SH: Our incarceration rate is too high—we’re the epicenter of mass incarceration worldwide. Our population is 70 percent the size of California’s, but we have 30,000 more prisoners than they do. We’ve closed three prisons; I’d like to see us close another thirty. Also, police misconduct is a big problem, although a lot of it is kept secret, especially in the larger police departments that operate under the state civil service code—all their disciplinary files are secret. You can’t manage what you can’t measure.

MH: On Grits you’ve been critical of people who focus too much on the death penalty.

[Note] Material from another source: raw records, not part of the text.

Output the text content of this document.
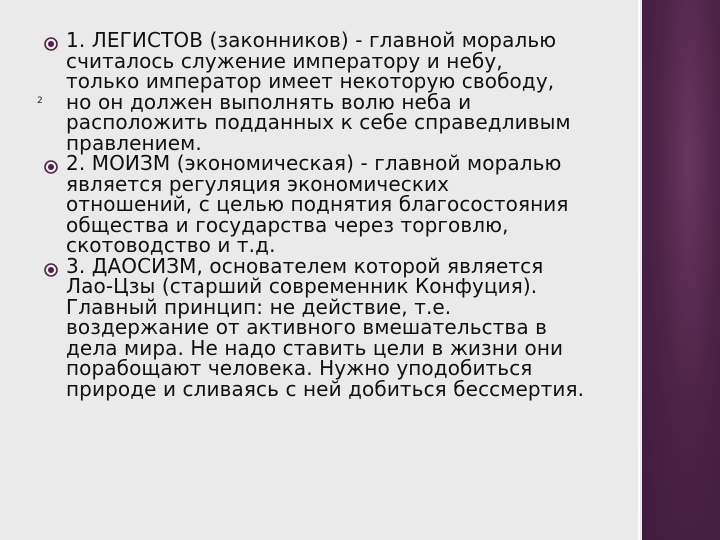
2
1. ЛЕГИСТОВ (законников) - главной моралью
считалось служение императору и небу,
только император имеет некоторую свободу,
но он должен выполнять волю неба и
расположить подданных к себе справедливым
правлением.
2. МОИЗМ (экономическая) - главной моралью
является регуляция экономических
отношений, с целью поднятия благосостояния
общества и государства через торговлю,
скотоводство и т.д.
3. ДАОСИЗМ, основателем которой является
Лао-Цзы (старший современник Конфуция).
Главный принцип: не действие, т.е.
воздержание от активного вмешательства в
дела мира. Не надо ставить цели в жизни они
порабощают человека. Нужно уподобиться
природе и сливаясь с ней добиться бессмертия.
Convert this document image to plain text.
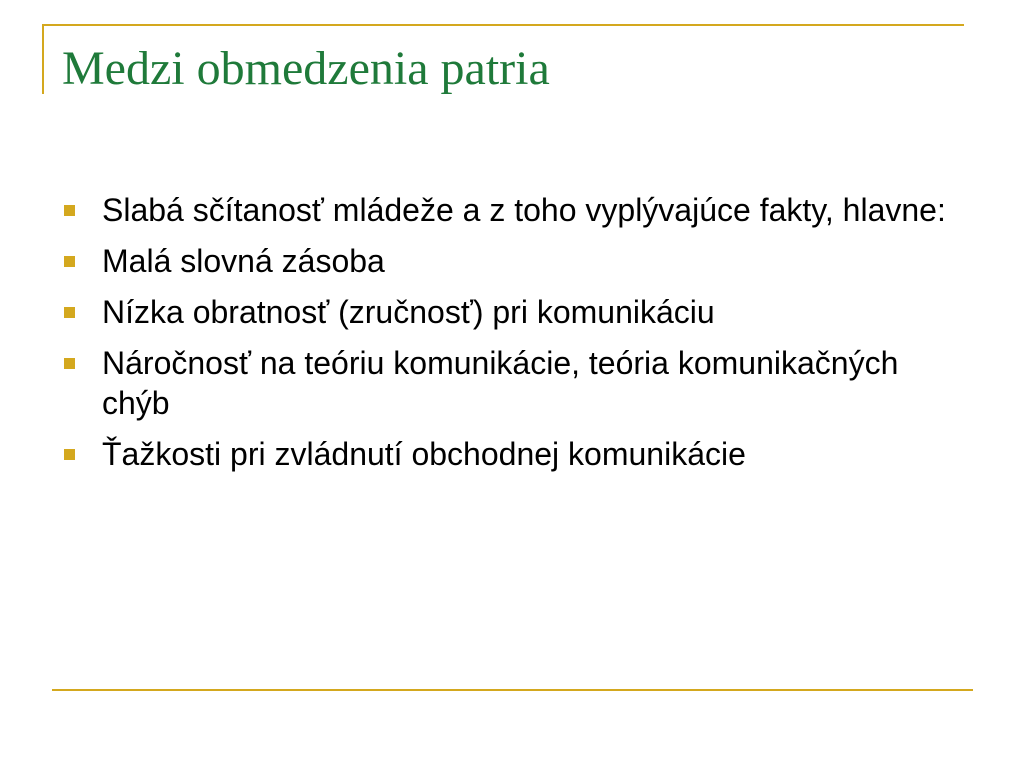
Medzi obmedzenia patria
Slabá sčítanosť mládeže a z toho vyplývajúce fakty, hlavne:
Malá slovná zásoba
Nízka obratnosť (zručnosť) pri komunikáciu
Náročnosť na teóriu komunikácie, teória komunikačných chýb
Ťažkosti pri zvládnutí obchodnej komunikácie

SH: I have an iconoclastic view of the death penalty, and it’s one I certainly wouldn’t attribute to the Innocence Project. I’m of the view that all of us die, but not everyone spends his life locked up in a small box—a lifetime in solitary confinement is a worse fate than death. I also think that we should worry about all the people the system kills—people shot by cops, people who die because of crappy health care in prison, like Tim Cole, who died because he couldn’t get access to an asthma inhaler. My complaint to my friends who work on death penalty cases is that their debates suck all the oxygen out of the room. Death penalty cases are given outsized coverage by the press, and everyone wants to view the entire criminal justice system through that lens. That means you never get to talk about other important issues, like pretrial detention or mass incarceration. There are about 400 deaths a year in official custody, which is 40 times the number of people executed. There are plenty of people focused on those 10. I want to look at the other 390.